Training for Success: Resources and Tools for Working with Beginning Farmers and Ranchers
In partnership with Farm Credit Council, Farm Foundation hosted the Resources and Tools for Working with Beginning Farmers and Ranchers Conference, December 10 – 11, 2020. This conference brought together organizations and practitioners to showcase resources, tools and success stories for supporting beginning farmers and ranchers.

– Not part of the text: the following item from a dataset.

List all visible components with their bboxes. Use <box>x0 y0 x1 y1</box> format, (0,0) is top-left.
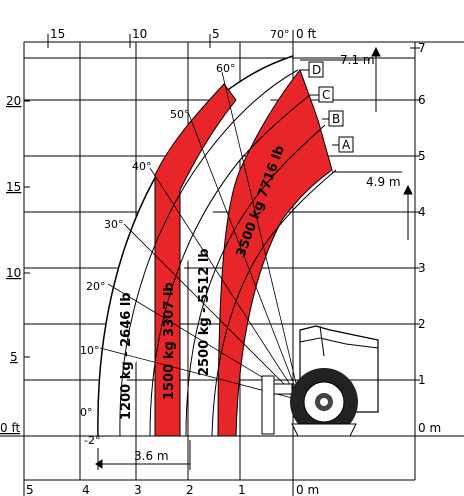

All session recordings are now available! Check out the session descriptions below and head over to our YouTube page to watch the recordings.
Session One
Recognizing the Range of Financial Skills Training Methods
There is huge variation in the financial skills component of training programs for beginning farmers and ranchers (BFRs), reflecting the multitude of farm business types as well as the diversity of BFRs themselves. This session identified the characteristics of teaching methods that achieve educational impact. Principles of effective instruction were mined from the knowledge of presenters who have successfully used experiential training, benchmarking, direct incentives and other approaches to make financial skills education stick.
Session Two
Creating Training Communities: Leveraging Partnerships from Local to National
If it takes a village to raise a successful farmer, why do BFR training programs often try to do it all themselves? This session examined how creating, leveraging, and nurturing effective collaboration among BFR training programs brings exponential benefits to BFR trainees. Panelists described how partnering increases BFR exposure to different types and scales of farm businesses, subject matter training expertise, USDA resources, and helps each BFR build their own network of suppliers, advisers, and markets.
Session Three
New Tools for Practitioners
No matter the job at hand, a tool that is easy to pick up, obvious in its use, and effective in its performance is what we are all looking for. This session showed where to find lists of resources as well as specific tools for training BFRs, where to get them, how to use them, and what benefit the tools will provide for your BFR trainees. The tools address farmland cost calculations, baseline knowledge survey of BFR trainee business skills, and farm business succession and transition. Panelists described how they have integrated these tools into their existing training curricula, and what tools they would like to see next.
Session Four
Entrance Strategy Success Stories
What contributes to BFR farm business success may depend on your viewpoint. This panel offered different perspectives on the same success story by pairing BFRs with their loan officers. The whole process of farm start-up, planning, financing, mentoring, management, and assessment was told with an ear towards what training, tools, decision points, and strokes of luck came together to achieve farm business success—and how some of that story can be told on a spreadsheet.
Session Five
Supporting Generational Transfers
There may be no farm business situation that is more complicated than succession planning and implementation, and no more rewarding outcome for those who work with BFRs. So, is there a viable farm business that can be transferred, or is this a farmland real estate transaction? That is the starting point for this clear-eyed examination of farm succession planning and implementation. Panelists explained farm succession planning, the implementation process, impact on the family and farm business, and success rate from different perspectives.